Funding for the emergency home repairs was obtained from the city of Warren, Trumbull County commissioners, the Federal Home Loan Bank of Cincinnati and the ODOD housing assistance grant program.

Martin said the emergency home repair program is one of the steps TNP takes to prevent vacancies in the first place.

“What we’ve really learned I think is that if we can help folks make the most basic, substantial mechanical repairs to their properties, that’s going to help preserve their home ownership,” Martin said. “In other words, if somebody needs to choose between paying their taxes, insurance, or fixing a huge hole in their roof, then that is a situation that can start to devolve. Next thing you know that person can be out of a home and that house is another vacant one.”

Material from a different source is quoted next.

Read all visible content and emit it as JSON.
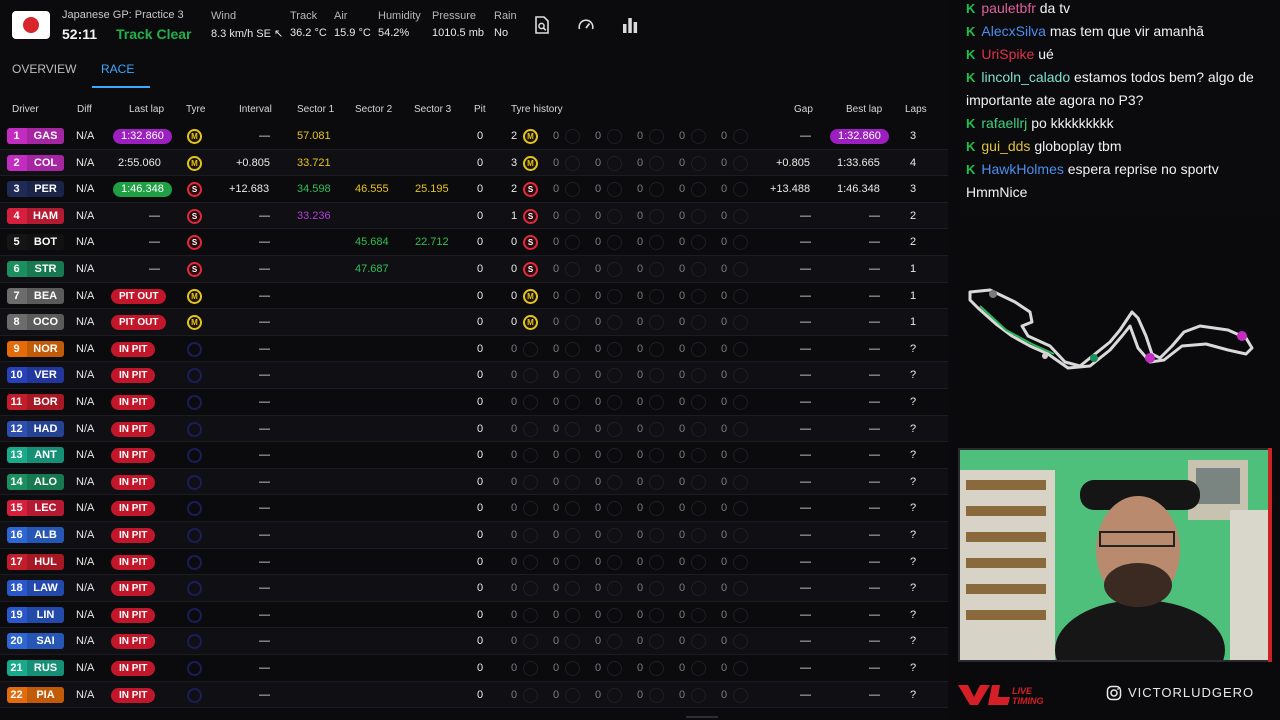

Martin said TNP looks to proactively reach out to individuals who own their homes and income-qualify for the various programs. He said TNP looks for programs through various levels of government to have the resources available when a homeowner is in need of emergency repairs.

Emergency home repairs are just one of the many factors TNP will be focusing on in the near future.

Martin said TNP has focused on demolitions for the past 10 years but says TNP is at the end of the decade where it focused on demolitions and “the vacant property triage.” However, he noted that there always will be blighted properties to demolish.

Martin said TNP is making sure it is caught up on its commercial demolitions and brownfield remediation, which he described as cleaning up post-industrial sites that are dirty from previous use and need more than just a structure removed.

Martin also pointed to home ownership as a key focus for TNP going forward.

“We’re going to be looking at doing new, single-family construction,” he said.

Martin said TNP is looking to start pilot projects, building single family homes on sites that it selects along with Warren officials.

“We don’t want to just tear down houses forever, I think we want to rebuild at this point in addition to renovate,” Martin said.